Question

Prove that $\sqrt{2}+\sqrt{5}$ is an irrational number.

Answer 1

Let us assume that $\sqrt{2}$ be a rational number which can be expressed in the form of $\frac{p}{q}$ where $p$ and $q$ are integers, $q\ne 0$ and $p$ and $q$ are co prime that is $HCF(p,q)=1$.

We have,

$\sqrt{2}=\frac{p}{q}\Rightarrow \sqrt{2}q=p.....\left(1\right)\Rightarrow 2q^2=p^2\left(squaringbothsides\right)$

$\Rightarrow p^2$ is divisible by $2$

$\Rightarrow p$ is divisible by $2$$......\left(2\right)$

Therefore, for any integer $r$,

$p=2r\Rightarrow \sqrt{2}q=2r\left(from\right(1\left)\right)\Rightarrow 2q^2=4r^2\left(squaringbothsides\right)\Rightarrow q^2=\frac{4}{2}{r}^2\Rightarrow q^2=2r^2$

$\Rightarrow q^2$ is divisible by $2$

$\Rightarrow q$ is divisible by $2$$......\left(3\right)$

From equation 2 and 3, we get that $2$ is the common factor of $p$ and $q$ which is a contradicts that $p$ and $q$ are co prime.

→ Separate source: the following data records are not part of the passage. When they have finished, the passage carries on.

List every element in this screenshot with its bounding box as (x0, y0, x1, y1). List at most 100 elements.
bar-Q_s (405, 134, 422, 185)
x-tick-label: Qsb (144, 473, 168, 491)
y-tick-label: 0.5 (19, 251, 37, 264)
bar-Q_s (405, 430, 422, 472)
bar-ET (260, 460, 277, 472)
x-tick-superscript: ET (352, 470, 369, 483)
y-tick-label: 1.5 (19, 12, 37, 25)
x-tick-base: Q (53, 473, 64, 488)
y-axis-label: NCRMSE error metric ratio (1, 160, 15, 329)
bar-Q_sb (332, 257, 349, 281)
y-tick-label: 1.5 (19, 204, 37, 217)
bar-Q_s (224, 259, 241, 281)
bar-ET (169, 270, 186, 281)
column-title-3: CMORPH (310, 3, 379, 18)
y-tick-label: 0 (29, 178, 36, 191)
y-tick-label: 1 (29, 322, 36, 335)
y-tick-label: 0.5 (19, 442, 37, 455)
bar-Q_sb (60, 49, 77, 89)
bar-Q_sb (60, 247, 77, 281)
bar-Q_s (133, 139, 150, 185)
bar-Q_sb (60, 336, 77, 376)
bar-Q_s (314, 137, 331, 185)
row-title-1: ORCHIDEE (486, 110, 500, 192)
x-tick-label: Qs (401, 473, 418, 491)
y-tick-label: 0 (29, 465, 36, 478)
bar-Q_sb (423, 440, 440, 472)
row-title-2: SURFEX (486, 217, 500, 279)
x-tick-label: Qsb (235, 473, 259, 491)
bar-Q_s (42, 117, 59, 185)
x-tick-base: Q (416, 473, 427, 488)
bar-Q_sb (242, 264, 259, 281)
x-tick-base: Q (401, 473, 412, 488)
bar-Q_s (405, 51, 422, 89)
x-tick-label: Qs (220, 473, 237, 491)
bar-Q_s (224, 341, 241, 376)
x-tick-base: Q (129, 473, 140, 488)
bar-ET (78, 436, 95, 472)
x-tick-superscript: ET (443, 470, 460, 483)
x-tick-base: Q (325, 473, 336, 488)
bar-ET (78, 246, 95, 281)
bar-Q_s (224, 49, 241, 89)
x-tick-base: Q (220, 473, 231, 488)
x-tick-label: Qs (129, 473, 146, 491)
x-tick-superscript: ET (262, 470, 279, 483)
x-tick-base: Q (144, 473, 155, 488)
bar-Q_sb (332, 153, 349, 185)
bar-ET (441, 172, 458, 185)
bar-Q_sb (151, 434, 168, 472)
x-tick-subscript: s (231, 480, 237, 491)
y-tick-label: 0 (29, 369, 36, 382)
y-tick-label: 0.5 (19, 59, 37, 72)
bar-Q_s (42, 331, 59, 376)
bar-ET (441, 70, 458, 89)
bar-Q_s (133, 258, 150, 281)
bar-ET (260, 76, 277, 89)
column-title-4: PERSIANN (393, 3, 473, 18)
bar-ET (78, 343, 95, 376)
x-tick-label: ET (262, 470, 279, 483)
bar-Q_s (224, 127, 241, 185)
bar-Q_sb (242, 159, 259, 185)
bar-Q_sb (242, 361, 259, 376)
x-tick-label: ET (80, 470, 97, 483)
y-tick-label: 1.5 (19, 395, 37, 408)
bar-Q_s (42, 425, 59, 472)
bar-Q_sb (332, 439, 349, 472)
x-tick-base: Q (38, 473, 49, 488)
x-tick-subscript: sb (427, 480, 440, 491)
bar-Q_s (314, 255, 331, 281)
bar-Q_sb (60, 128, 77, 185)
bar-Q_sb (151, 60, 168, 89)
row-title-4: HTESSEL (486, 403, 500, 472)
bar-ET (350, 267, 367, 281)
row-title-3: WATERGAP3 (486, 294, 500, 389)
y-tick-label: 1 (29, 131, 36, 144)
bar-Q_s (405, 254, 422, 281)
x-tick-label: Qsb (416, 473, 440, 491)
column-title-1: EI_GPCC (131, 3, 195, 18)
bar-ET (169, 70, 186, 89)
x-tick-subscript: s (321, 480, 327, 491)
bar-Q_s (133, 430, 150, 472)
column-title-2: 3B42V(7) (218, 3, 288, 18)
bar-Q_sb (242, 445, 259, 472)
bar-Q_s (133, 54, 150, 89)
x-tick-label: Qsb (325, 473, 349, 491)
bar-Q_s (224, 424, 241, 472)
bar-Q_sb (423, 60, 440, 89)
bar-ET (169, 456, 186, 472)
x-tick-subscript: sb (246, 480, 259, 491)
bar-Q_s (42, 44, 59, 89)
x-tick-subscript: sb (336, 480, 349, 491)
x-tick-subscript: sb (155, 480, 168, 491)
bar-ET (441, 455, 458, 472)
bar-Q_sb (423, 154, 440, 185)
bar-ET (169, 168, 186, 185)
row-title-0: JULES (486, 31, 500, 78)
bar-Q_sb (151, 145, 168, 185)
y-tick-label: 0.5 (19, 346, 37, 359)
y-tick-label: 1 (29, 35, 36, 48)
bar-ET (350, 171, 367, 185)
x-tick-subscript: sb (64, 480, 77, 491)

This means that our assumption was wrong.

Thus $\sqrt{2}$ is an irrational number.

Similarly, we can prove that $\sqrt{5}$ is an irrational number.

We know that the sum of two irrational numbers is an irrational number.

Hence $\sqrt{2}+\sqrt{5}$ is an irrational number.